Add sqlite reader and adjust SQL queries to work there by georgestagg · Pull Request #182 · posit-dev/ggsql

georgestagg · 2026-03-10T11:57:52Z

I went back and forth many times for this PR on whether to introduce SQL engine specific syntax for percentiles and other incompatibilities. In the end, I decided not to, instead opting to try and use as SQL-agnostic code as I could throughout.

Various things don't work in sqlite, here is the situation as it currently stands as far as I recall:

No EXCLUDE. Instead we keep duplicated columns during the affected queries and drop them from the result.
LIMIT 0 does not return the correct column type information - Switch to LIMIT 1.
No GREATEST or LEAST - Switch to a utility function to build the equivalent with CASE WHEN.
No QUANTILE_CONT or PERCENTILE_CONT - Return back to using an NTILE-based method for boxplot and density.
No ANY_VALUE - We can use MIN, that gives us an any value.
No GENERATE_SERIES - Use a RECURSIVE CTE to generate the series values.

Closes #134

georgestagg · 2026-03-10T12:00:26Z

src/Cargo.toml

-default = ["duckdb", "sqlite", "vegalite", "ipc", "builtin-data"]
+default = ["duckdb", "sqlite", "vegalite", "ipc", "parquet", "builtin-data"]
 ipc = ["polars/ipc"]
 duckdb = ["dep:duckdb", "dep:arrow"]
 polars-sql = ["polars/sql"]
-builtin-data = ["polars/parquet"]
+parquet = ["polars/parquet"]
 postgres = ["dep:postgres"]
 sqlite = ["dep:rusqlite"]
 vegalite = []
 ggplot2 = []
+builtin-data = []


This tweak to features is just prep for Wasm, not related to sqlite.

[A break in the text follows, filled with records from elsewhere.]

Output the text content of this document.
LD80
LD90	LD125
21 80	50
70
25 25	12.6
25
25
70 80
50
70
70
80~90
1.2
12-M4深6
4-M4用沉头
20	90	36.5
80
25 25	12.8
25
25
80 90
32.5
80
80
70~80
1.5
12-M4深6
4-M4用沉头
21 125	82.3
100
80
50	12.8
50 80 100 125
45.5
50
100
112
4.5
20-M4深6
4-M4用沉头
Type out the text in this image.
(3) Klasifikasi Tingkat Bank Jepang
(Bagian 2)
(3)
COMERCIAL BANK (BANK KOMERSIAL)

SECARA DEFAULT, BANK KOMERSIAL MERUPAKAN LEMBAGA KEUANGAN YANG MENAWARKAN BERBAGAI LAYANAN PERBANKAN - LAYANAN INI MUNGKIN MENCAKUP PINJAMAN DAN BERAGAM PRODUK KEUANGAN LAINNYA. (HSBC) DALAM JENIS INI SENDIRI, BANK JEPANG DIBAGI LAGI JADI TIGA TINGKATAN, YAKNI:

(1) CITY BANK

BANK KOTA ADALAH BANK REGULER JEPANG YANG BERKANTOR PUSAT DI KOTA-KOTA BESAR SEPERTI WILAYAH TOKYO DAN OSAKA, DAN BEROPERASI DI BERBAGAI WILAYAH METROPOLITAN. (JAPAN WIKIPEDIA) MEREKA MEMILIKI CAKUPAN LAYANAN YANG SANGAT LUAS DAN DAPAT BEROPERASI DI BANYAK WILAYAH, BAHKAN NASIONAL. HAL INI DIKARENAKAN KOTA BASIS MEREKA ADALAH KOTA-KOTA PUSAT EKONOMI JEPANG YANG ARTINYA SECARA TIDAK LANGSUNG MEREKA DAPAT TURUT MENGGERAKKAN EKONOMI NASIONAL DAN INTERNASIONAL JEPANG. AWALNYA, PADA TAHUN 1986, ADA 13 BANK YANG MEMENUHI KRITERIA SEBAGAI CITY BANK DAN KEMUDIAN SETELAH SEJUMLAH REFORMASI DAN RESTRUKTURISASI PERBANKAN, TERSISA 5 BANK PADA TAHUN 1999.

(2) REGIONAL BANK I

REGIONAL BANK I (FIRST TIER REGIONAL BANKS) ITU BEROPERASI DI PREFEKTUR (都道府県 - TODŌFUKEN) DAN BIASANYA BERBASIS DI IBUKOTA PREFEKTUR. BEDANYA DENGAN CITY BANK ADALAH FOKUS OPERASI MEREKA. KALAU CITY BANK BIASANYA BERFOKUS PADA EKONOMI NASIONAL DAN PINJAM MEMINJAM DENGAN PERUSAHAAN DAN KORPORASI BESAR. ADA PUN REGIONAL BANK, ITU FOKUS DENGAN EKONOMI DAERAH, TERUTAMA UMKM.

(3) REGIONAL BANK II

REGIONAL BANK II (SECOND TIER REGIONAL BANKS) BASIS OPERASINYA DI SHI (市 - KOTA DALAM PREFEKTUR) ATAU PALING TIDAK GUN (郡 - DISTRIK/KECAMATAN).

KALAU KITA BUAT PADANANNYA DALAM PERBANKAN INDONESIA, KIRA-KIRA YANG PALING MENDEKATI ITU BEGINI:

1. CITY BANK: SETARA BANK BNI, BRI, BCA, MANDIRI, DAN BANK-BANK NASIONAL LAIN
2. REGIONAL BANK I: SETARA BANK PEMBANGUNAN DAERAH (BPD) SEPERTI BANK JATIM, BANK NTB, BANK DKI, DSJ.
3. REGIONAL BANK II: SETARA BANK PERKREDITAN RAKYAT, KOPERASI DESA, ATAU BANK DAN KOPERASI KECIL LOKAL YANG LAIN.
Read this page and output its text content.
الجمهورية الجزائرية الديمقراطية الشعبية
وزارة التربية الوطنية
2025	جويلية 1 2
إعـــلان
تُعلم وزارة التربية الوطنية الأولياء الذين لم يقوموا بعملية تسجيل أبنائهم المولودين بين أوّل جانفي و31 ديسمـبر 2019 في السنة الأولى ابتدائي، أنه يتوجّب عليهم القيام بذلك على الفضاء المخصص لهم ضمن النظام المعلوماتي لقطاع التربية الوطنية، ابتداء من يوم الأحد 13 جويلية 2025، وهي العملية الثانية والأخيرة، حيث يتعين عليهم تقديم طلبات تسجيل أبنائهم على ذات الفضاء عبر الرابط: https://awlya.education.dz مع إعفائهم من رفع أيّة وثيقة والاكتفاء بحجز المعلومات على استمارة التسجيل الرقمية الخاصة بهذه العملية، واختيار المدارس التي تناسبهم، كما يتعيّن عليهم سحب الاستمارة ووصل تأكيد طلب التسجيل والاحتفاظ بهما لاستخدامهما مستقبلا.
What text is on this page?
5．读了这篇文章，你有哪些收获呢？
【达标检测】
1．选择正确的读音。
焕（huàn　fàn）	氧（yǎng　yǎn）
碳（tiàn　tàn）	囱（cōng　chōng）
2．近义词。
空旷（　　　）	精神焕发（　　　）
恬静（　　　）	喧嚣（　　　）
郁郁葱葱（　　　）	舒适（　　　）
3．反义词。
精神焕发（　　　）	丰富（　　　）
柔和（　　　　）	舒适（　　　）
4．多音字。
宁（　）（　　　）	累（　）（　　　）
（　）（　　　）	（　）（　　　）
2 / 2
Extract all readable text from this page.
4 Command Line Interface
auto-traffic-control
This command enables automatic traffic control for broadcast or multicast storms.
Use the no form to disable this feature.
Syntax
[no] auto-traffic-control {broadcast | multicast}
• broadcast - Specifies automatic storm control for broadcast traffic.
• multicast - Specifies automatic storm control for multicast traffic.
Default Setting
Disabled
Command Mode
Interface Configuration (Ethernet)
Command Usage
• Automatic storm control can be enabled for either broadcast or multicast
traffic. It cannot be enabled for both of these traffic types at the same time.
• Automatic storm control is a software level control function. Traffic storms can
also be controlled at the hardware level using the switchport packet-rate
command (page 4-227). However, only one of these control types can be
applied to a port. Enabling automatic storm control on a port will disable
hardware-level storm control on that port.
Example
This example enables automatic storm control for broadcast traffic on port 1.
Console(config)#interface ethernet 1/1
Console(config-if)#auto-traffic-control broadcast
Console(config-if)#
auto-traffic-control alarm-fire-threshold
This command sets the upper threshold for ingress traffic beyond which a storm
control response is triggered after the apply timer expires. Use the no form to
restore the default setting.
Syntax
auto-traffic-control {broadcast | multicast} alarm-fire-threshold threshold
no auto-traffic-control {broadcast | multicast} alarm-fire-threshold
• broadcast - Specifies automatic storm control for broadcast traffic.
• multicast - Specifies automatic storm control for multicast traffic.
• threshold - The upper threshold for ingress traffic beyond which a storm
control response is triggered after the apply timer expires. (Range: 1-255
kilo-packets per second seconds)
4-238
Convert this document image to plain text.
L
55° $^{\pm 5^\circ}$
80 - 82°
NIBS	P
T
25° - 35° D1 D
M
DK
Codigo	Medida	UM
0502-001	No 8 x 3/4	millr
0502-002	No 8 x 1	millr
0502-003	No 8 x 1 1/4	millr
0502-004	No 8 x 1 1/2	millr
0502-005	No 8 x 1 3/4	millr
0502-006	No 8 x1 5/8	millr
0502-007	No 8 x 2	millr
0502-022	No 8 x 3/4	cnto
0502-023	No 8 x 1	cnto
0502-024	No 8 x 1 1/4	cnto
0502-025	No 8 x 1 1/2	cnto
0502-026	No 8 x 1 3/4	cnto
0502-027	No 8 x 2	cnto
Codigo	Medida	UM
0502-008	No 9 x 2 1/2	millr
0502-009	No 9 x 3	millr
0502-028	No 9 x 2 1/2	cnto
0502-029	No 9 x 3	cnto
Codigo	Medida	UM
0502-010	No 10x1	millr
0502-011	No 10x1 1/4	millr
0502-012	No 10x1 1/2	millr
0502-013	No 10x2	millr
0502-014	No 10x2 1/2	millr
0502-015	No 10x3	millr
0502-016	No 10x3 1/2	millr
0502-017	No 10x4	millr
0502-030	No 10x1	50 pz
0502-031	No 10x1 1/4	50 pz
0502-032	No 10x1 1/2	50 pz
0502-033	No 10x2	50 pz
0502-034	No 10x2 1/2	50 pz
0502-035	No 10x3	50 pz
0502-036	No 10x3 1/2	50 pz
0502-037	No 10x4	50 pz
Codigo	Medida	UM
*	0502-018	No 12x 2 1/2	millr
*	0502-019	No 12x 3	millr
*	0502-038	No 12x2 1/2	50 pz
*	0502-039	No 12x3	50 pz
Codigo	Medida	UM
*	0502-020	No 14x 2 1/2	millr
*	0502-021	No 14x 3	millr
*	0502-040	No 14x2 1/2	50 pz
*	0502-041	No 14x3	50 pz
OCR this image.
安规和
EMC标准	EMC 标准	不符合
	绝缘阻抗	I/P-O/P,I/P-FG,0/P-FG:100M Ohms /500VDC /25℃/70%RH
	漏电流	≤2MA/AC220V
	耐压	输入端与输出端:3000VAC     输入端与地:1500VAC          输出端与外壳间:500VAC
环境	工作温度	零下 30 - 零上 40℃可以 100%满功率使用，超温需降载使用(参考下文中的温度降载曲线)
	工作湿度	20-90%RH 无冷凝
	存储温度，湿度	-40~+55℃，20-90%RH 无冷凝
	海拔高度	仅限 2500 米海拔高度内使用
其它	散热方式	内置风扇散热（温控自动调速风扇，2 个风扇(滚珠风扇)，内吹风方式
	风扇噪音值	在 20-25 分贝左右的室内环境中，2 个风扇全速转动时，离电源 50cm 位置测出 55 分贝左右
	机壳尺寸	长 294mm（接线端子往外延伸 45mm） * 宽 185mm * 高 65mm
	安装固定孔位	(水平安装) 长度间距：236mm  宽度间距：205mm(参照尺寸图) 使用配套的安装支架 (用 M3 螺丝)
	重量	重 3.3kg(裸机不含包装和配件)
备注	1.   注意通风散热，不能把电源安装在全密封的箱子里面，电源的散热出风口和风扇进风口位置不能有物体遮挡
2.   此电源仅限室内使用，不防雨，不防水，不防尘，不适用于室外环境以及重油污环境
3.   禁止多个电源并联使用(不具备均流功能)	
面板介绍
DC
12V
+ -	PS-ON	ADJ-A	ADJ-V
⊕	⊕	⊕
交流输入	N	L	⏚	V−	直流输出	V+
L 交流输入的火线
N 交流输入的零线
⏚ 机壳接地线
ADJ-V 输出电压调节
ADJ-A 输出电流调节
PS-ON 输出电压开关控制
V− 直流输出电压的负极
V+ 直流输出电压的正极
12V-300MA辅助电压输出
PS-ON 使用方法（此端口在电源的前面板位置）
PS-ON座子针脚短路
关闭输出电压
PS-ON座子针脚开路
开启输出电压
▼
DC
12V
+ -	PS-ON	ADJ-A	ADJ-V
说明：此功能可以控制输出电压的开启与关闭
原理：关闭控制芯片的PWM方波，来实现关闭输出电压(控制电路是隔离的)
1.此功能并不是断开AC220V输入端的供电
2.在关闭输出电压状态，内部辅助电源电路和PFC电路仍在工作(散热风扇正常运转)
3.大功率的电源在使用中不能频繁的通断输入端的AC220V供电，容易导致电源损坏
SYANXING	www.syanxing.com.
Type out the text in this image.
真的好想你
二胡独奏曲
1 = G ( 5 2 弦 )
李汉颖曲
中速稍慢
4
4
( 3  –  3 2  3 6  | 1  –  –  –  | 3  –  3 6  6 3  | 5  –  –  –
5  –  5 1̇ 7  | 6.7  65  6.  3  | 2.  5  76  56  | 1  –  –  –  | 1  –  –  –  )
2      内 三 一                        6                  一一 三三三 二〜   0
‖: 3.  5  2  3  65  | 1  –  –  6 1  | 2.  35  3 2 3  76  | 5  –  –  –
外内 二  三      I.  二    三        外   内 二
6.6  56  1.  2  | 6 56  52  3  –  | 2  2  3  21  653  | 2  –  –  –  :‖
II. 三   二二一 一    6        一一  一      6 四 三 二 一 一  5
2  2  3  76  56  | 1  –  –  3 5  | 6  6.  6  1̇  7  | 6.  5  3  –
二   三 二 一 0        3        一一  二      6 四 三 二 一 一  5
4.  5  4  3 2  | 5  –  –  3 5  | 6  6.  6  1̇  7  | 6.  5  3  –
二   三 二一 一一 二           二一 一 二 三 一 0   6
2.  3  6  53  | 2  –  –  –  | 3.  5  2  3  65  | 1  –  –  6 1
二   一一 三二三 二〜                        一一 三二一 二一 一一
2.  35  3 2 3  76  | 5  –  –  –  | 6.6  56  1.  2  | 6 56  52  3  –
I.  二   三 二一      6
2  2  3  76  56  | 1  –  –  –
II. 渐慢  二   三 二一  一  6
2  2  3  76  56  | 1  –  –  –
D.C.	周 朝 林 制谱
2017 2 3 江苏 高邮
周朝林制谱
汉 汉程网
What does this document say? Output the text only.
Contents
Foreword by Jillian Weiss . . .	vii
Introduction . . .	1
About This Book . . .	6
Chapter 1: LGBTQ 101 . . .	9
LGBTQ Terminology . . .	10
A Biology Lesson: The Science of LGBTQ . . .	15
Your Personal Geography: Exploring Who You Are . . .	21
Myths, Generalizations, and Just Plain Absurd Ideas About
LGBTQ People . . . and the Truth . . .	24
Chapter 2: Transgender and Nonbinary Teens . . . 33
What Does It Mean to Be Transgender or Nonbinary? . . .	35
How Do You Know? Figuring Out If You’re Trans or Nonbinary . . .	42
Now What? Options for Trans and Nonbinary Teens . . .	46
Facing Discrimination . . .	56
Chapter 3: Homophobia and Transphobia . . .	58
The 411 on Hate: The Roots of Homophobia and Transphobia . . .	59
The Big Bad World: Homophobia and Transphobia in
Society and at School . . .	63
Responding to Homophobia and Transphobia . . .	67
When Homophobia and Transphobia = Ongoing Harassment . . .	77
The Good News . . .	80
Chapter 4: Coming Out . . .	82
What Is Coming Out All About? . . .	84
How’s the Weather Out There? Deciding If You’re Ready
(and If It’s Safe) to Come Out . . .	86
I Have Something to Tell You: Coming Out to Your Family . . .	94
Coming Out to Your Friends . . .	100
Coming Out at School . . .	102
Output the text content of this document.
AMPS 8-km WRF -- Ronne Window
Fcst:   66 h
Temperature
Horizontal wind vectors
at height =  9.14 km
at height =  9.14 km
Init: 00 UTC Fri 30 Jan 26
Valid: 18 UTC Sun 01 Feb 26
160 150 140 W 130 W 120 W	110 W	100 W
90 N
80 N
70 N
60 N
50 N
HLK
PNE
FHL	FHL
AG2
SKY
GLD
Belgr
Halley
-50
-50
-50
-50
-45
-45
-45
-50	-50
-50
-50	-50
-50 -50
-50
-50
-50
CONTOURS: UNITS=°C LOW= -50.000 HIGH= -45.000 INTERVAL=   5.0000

georgestagg · 2026-03-10T13:22:34Z

Some more context:

I almost added a new SqlDialect trait with generalised methods on it for GREATER/LESSER, GENERATE_SERIES and PERCENTILE_CONT/QUANTILE_CONT. However, I realised that we could use the same (admittedly convoluted) SQL everywhere, even in Snowflake I believe, and so it no longer seemed necessary.

A question arises of if there are performance considerations to reach for the lowest common denominator implementations.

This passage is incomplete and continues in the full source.